MultiClass Classification using Dense Layers

Looks like you’re not overfitting any more. So you’ll have to think about your feature engineering, since it sounds like you have structured data. In general, deep learning isn’t the best tool for structured data - or at least I haven’t seen many people make it work well.

1 Like

Thanks Jeremy it echoes my view as well “deep learning isn’t the best tool for structured data”.
I wanted to convince myself on that. Yes this is structured data.
I experimented normal machine learning tasks like random forest and getting f1 score (Train)= 0.8602 and fi (Test) = 8138 for the same dataset.
Can I conclude that more research has to be done for structured data and usually deep learning might not be the best tool ?

1 Like

Yes I think that’s a reasonable conclusion - although I also think there’s no reason DL couldn’t turn out to be just as good as random forests if more people work on DL for structured data. It’s something I’d be interested in spending time on sometime, since I’ve been a major RF fan for a long time!

3 Likes

BTW in your most recent snippet you didn’t show the compile step. What learning rate did you use? Have you tried decreasing it a lot?

I used
model.compile(loss=‘categorical_crossentropy’, optimizer=Adam(lr=1e-4), metrics=[‘accuracy’])

I also tried decreasing it optimizer=Adam(lr=1e-06) not much improvement
Epoch 24/25
45377/45377 [==============================] - 12s - loss: 1.8287 - acc: 0.3665 - val_loss: 1.7992 - val_acc: 0.3839
Epoch 25/25
45377/45377 [==============================] - 12s - loss: 1.8294 - acc: 0.3665 - val_loss: 1.7990 - val_acc: 0.3839

Thanks for reporting back!

Are you one-hot encoding all the categorical variables? If not - you definitely need to. If some are very high cardinality (i.e. have many levels) use an Embedding layer for them instead.

1 Like

Yes I am using OneHotEncoding for the label and also for categorical features

Just wondering what is the theory behind embedding layer for high cardinality ?

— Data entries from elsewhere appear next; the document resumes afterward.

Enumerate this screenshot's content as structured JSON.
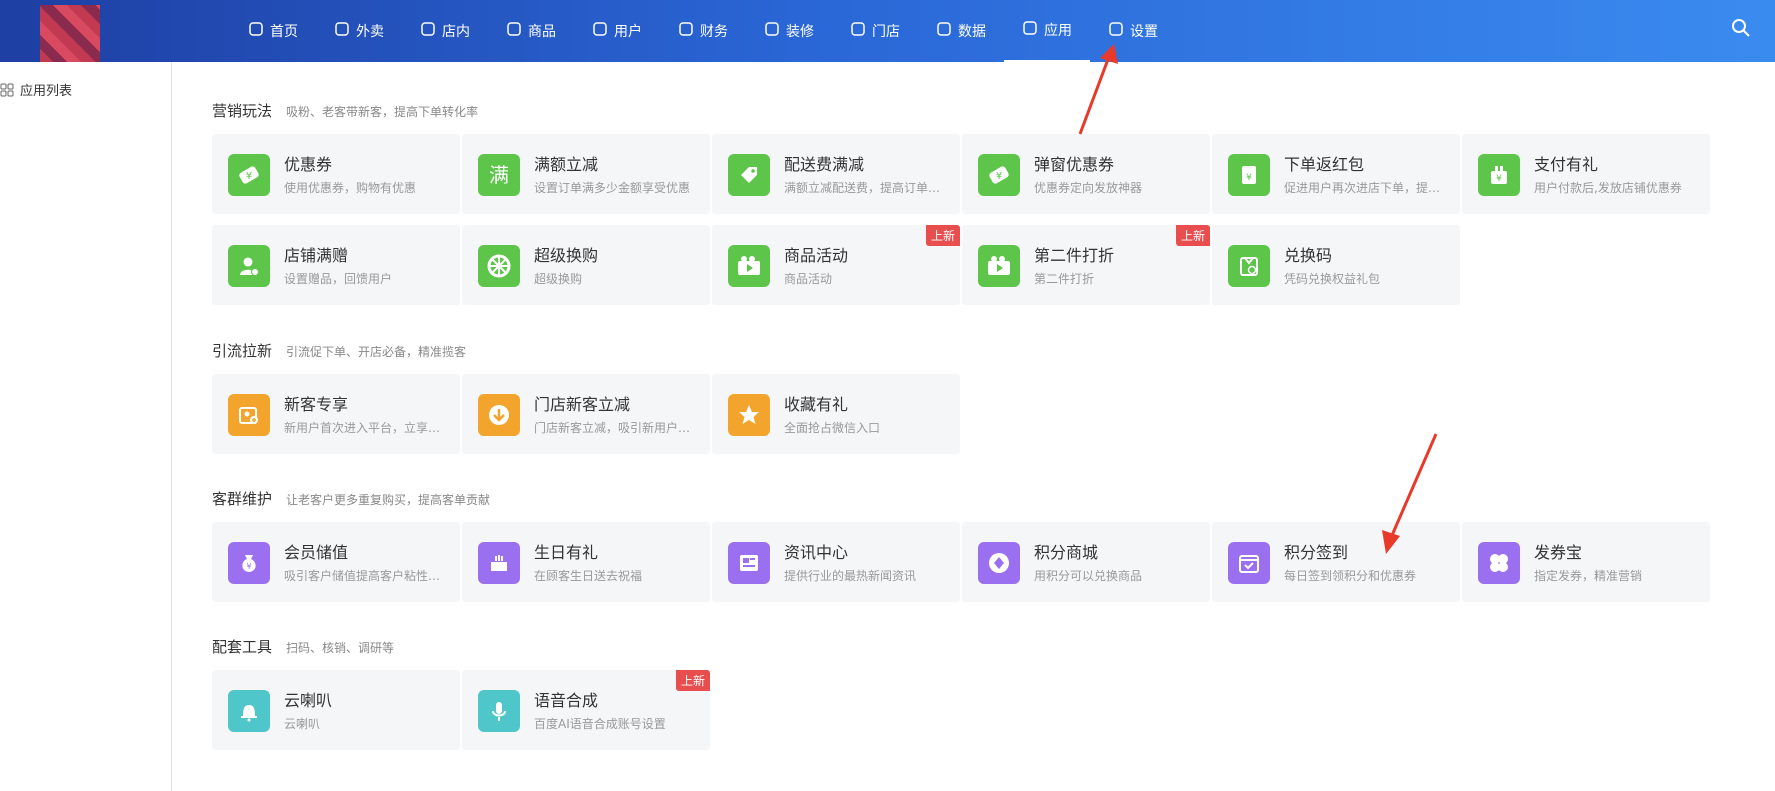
{
  "nav": {
    "items": [
      {
        "label": "首页",
        "icon": "home-icon"
      },
      {
        "label": "外卖",
        "icon": "scooter-icon"
      },
      {
        "label": "店内",
        "icon": "note-icon"
      },
      {
        "label": "商品",
        "icon": "bag-icon"
      },
      {
        "label": "用户",
        "icon": "user-icon"
      },
      {
        "label": "财务",
        "icon": "money-bag-icon"
      },
      {
        "label": "装修",
        "icon": "store-icon"
      },
      {
        "label": "门店",
        "icon": "shop-icon"
      },
      {
        "label": "数据",
        "icon": "chart-icon"
      },
      {
        "label": "应用",
        "icon": "apps-icon",
        "active": true
      },
      {
        "label": "设置",
        "icon": "gear-icon"
      }
    ]
  },
  "sidebar": {
    "item": "应用列表"
  },
  "sections": [
    {
      "title": "营销玩法",
      "subtitle": "吸粉、老客带新客，提高下单转化率",
      "cards": [
        {
          "title": "优惠券",
          "sub": "使用优惠券，购物有优惠",
          "color": "#5cc54a",
          "icon": "coupon-icon"
        },
        {
          "title": "满额立减",
          "sub": "设置订单满多少金额享受优惠",
          "color": "#5cc54a",
          "icon": "man-char-icon"
        },
        {
          "title": "配送费满减",
          "sub": "满额立减配送费，提高订单…",
          "color": "#5cc54a",
          "icon": "tag-icon"
        },
        {
          "title": "弹窗优惠券",
          "sub": "优惠券定向发放神器",
          "color": "#5cc54a",
          "icon": "coupon-icon"
        },
        {
          "title": "下单返红包",
          "sub": "促进用户再次进店下单，提…",
          "color": "#5cc54a",
          "icon": "red-packet-icon"
        },
        {
          "title": "支付有礼",
          "sub": "用户付款后,发放店铺优惠券",
          "color": "#5cc54a",
          "icon": "gift-icon"
        },
        {
          "title": "店铺满赠",
          "sub": "设置赠品，回馈用户",
          "color": "#5cc54a",
          "icon": "user-add-icon"
        },
        {
          "title": "超级换购",
          "sub": "超级换购",
          "color": "#5cc54a",
          "icon": "wheel-icon"
        },
        {
          "title": "商品活动",
          "sub": "商品活动",
          "color": "#5cc54a",
          "icon": "video-icon",
          "badge": "上新"
        },
        {
          "title": "第二件打折",
          "sub": "第二件打折",
          "color": "#5cc54a",
          "icon": "video-icon",
          "badge": "上新"
        },
        {
          "title": "兑换码",
          "sub": "凭码兑换权益礼包",
          "color": "#5cc54a",
          "icon": "redeem-icon"
        }
      ]
    },
    {
      "title": "引流拉新",
      "subtitle": "引流促下单、开店必备，精准揽客",
      "cards": [
        {
          "title": "新客专享",
          "sub": "新用户首次进入平台，立享…",
          "color": "#f3a42c",
          "icon": "new-user-icon"
        },
        {
          "title": "门店新客立减",
          "sub": "门店新客立减，吸引新用户…",
          "color": "#f3a42c",
          "icon": "download-icon"
        },
        {
          "title": "收藏有礼",
          "sub": "全面抢占微信入口",
          "color": "#f3a42c",
          "icon": "star-icon"
        }
      ]
    },
    {
      "title": "客群维护",
      "subtitle": "让老客户更多重复购买，提高客单贡献",
      "cards": [
        {
          "title": "会员储值",
          "sub": "吸引客户储值提高客户粘性…",
          "color": "#9a6ff0",
          "icon": "money-bag-icon"
        },
        {
          "title": "生日有礼",
          "sub": "在顾客生日送去祝福",
          "color": "#9a6ff0",
          "icon": "cake-icon"
        },
        {
          "title": "资讯中心",
          "sub": "提供行业的最热新闻资讯",
          "color": "#9a6ff0",
          "icon": "news-icon"
        },
        {
          "title": "积分商城",
          "sub": "用积分可以兑换商品",
          "color": "#9a6ff0",
          "icon": "diamond-icon"
        },
        {
          "title": "积分签到",
          "sub": "每日签到领积分和优惠券",
          "color": "#9a6ff0",
          "icon": "calendar-check-icon"
        },
        {
          "title": "发券宝",
          "sub": "指定发券，精准营销",
          "color": "#9a6ff0",
          "icon": "clover-icon"
        }
      ]
    },
    {
      "title": "配套工具",
      "subtitle": "扫码、核销、调研等",
      "cards": [
        {
          "title": "云喇叭",
          "sub": "云喇叭",
          "color": "#4fc6c9",
          "icon": "bell-icon"
        },
        {
          "title": "语音合成",
          "sub": "百度AI语音合成账号设置",
          "color": "#4fc6c9",
          "icon": "mic-icon",
          "badge": "上新"
        }
      ]
    }
  ]
}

It’s purely a computational/memory saving. Rather than multiplying by a one-hot encoded matrix, which if high cardinality would be huge, it’s quicker and less memory intensive to simply use an integer to index into it directly. The result is, of course, identical.

1 Like

That is a very good tip for high cardinality variables.

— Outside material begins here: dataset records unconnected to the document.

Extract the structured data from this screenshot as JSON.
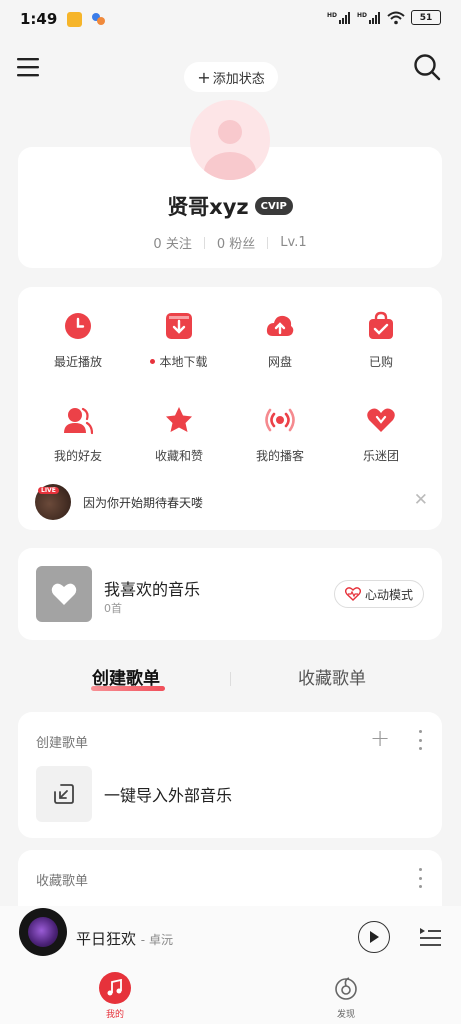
{
  "status_bar": {
    "time": "1:49",
    "battery": "51",
    "network": "HD"
  },
  "header": {
    "add_status_plus": "+",
    "add_status_label": "添加状态"
  },
  "profile": {
    "username": "贤哥xyz",
    "vip_label": "CVIP",
    "follow_count": "0",
    "follow_label": "关注",
    "fans_count": "0",
    "fans_label": "粉丝",
    "level": "Lv.1"
  },
  "quick_grid": {
    "items": [
      {
        "label": "最近播放",
        "icon": "clock-icon"
      },
      {
        "label": "本地下载",
        "icon": "download-icon"
      },
      {
        "label": "网盘",
        "icon": "cloud-upload-icon"
      },
      {
        "label": "已购",
        "icon": "shopping-bag-icon"
      },
      {
        "label": "我的好友",
        "icon": "friends-icon"
      },
      {
        "label": "收藏和赞",
        "icon": "star-icon"
      },
      {
        "label": "我的播客",
        "icon": "broadcast-icon"
      },
      {
        "label": "乐迷团",
        "icon": "fan-club-heart-icon"
      }
    ]
  },
  "live_banner": {
    "live_tag": "LIVE",
    "text": "因为你开始期待春天喽"
  },
  "liked_music": {
    "title": "我喜欢的音乐",
    "count": "0首",
    "heartbeat_label": "心动模式"
  },
  "tabs": {
    "created": "创建歌单",
    "collected": "收藏歌单"
  },
  "created_section": {
    "title": "创建歌单",
    "import_label": "一键导入外部音乐"
  },
  "collected_section": {
    "title": "收藏歌单"
  },
  "player": {
    "song": "平日狂欢",
    "artist": "- 卓沅"
  },
  "bottom_nav": {
    "mine": "我的",
    "discover": "发现"
  },
  "colors": {
    "accent": "#e6323b",
    "background": "#f5f5f5",
    "card": "#ffffff"
  }
}
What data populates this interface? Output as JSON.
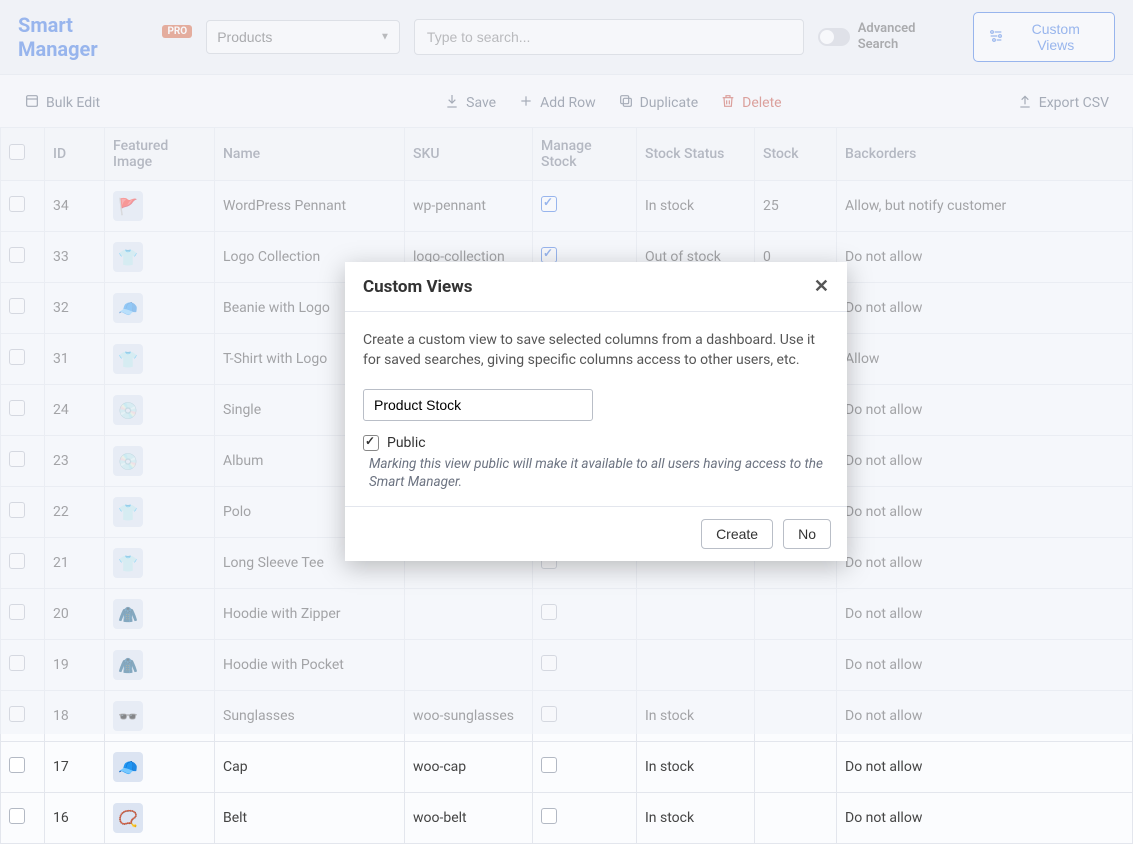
{
  "header": {
    "logo_main": "Smart Manager",
    "logo_badge": "PRO",
    "dashboard_select": "Products",
    "search_placeholder": "Type to search...",
    "advanced_search": "Advanced Search",
    "custom_views_btn": "Custom Views"
  },
  "toolbar": {
    "bulk_edit": "Bulk Edit",
    "save": "Save",
    "add_row": "Add Row",
    "duplicate": "Duplicate",
    "delete": "Delete",
    "export_csv": "Export CSV"
  },
  "columns": {
    "id": "ID",
    "featured_image": "Featured Image",
    "name": "Name",
    "sku": "SKU",
    "manage_stock": "Manage Stock",
    "stock_status": "Stock Status",
    "stock": "Stock",
    "backorders": "Backorders"
  },
  "rows": [
    {
      "id": "34",
      "icon": "🚩",
      "name": "WordPress Pennant",
      "sku": "wp-pennant",
      "manage": true,
      "status": "In stock",
      "status_cls": "",
      "stock": "25",
      "back": "Allow, but notify customer",
      "back_cls": ""
    },
    {
      "id": "33",
      "icon": "👕",
      "name": "Logo Collection",
      "sku": "logo-collection",
      "manage": true,
      "status": "Out of stock",
      "status_cls": "out-stock",
      "stock": "0",
      "back": "Do not allow",
      "back_cls": "do-not-allow"
    },
    {
      "id": "32",
      "icon": "🧢",
      "name": "Beanie with Logo",
      "sku": "",
      "manage": false,
      "status": "",
      "status_cls": "",
      "stock": "",
      "back": "Do not allow",
      "back_cls": "do-not-allow"
    },
    {
      "id": "31",
      "icon": "👕",
      "name": "T-Shirt with Logo",
      "sku": "",
      "manage": false,
      "status": "",
      "status_cls": "",
      "stock": "",
      "back": "Allow",
      "back_cls": ""
    },
    {
      "id": "24",
      "icon": "💿",
      "name": "Single",
      "sku": "",
      "manage": false,
      "status": "",
      "status_cls": "",
      "stock": "",
      "back": "Do not allow",
      "back_cls": "do-not-allow"
    },
    {
      "id": "23",
      "icon": "💿",
      "name": "Album",
      "sku": "",
      "manage": false,
      "status": "",
      "status_cls": "",
      "stock": "",
      "back": "Do not allow",
      "back_cls": "do-not-allow"
    },
    {
      "id": "22",
      "icon": "👕",
      "name": "Polo",
      "sku": "",
      "manage": false,
      "status": "",
      "status_cls": "",
      "stock": "",
      "back": "Do not allow",
      "back_cls": "do-not-allow"
    },
    {
      "id": "21",
      "icon": "👕",
      "name": "Long Sleeve Tee",
      "sku": "",
      "manage": false,
      "status": "",
      "status_cls": "",
      "stock": "",
      "back": "Do not allow",
      "back_cls": "do-not-allow"
    },
    {
      "id": "20",
      "icon": "🧥",
      "name": "Hoodie with Zipper",
      "sku": "",
      "manage": false,
      "status": "",
      "status_cls": "",
      "stock": "",
      "back": "Do not allow",
      "back_cls": "do-not-allow"
    },
    {
      "id": "19",
      "icon": "🧥",
      "name": "Hoodie with Pocket",
      "sku": "",
      "manage": false,
      "status": "",
      "status_cls": "",
      "stock": "",
      "back": "Do not allow",
      "back_cls": "do-not-allow"
    },
    {
      "id": "18",
      "icon": "🕶️",
      "name": "Sunglasses",
      "sku": "woo-sunglasses",
      "manage": false,
      "status": "In stock",
      "status_cls": "",
      "stock": "",
      "back": "Do not allow",
      "back_cls": "do-not-allow"
    },
    {
      "id": "17",
      "icon": "🧢",
      "name": "Cap",
      "sku": "woo-cap",
      "manage": false,
      "status": "In stock",
      "status_cls": "",
      "stock": "",
      "back": "Do not allow",
      "back_cls": "do-not-allow"
    },
    {
      "id": "16",
      "icon": "📿",
      "name": "Belt",
      "sku": "woo-belt",
      "manage": false,
      "status": "In stock",
      "status_cls": "",
      "stock": "",
      "back": "Do not allow",
      "back_cls": "do-not-allow"
    }
  ],
  "modal": {
    "title": "Custom Views",
    "desc": "Create a custom view to save selected columns from a dashboard. Use it for saved searches, giving specific columns access to other users, etc.",
    "name_value": "Product Stock",
    "public_label": "Public",
    "public_hint": "Marking this view public will make it available to all users having access to the Smart Manager.",
    "create": "Create",
    "no": "No"
  }
}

It is! And not just for deep learning - for regression, GlmNet, etc I’ve always used this approach instead of creating dummy variables. :slight_smile:

Another technique which might be useful for categorical is hashing since it has the property to bin similar items to the same index.

1 Like

Could you explain a little bit more about using embedding layer instead of using one-hot encoding.

I have always used one-hot encoding and of course it is very slow and memory-consuming.

Have you watched the relevant lessons? Have a look at lessons 4-6 and look at the notebooks and spreadsheets, and then let us know any specific questions you have based on that material.

1 Like

@jeremy AND janardhanp22,
You have had very interesting conversation.

"I experimented normal machine learning tasks like random forest and getting f1 score (Train)= 0.8602 and fi (Test) = 8138 for the same dataset."
well, with Fandom Forest, I get F1=0.967 for my data (another dataset similar to tursun_deep_p6.csv).I used RF in Orange.
For my data @janardhanp22 said “since it sounds like you have structured data. In general, deep learning isn’t the best tool for structured data”

Did I find contadict here:
place one:
here, @Jeremy said “do you have structured data. In general, deep learning isn’t the best tool for structured data”

place two:
@sibnick in this webpage:


said this to my dataset:
“CNN, RNN can be effectively used when parameters have structure (e.g. time series, geometric distribution like pixels in image)”

my data “tursun_deep_p6.csv” in this webpage:

I believe Jeremy means structured data like user profile or something like this. CNN, RNN work with correlated data - e.g. pixel’s are correlated with neighbor pixels on real images.

1 Like

Switch Softmax to Sigmoid

@jeremy (or anyone else familiar with the topic) – why does DL seem to struggle with structured data compared to other methods (like rf’s)? is there any interesting published research on the topic? I work on the analytics team for an ecommerce company, so I can think of many interesting problems that use structured data. I’d love to find a way to get strong performance using neural networks to minimize the “guesswork” around feature engineering.

From my point of view it is nature of neural networks. They are universal approximators for continuous functions. But if you have no continuous function for initial model or for loss function then NN are not strong.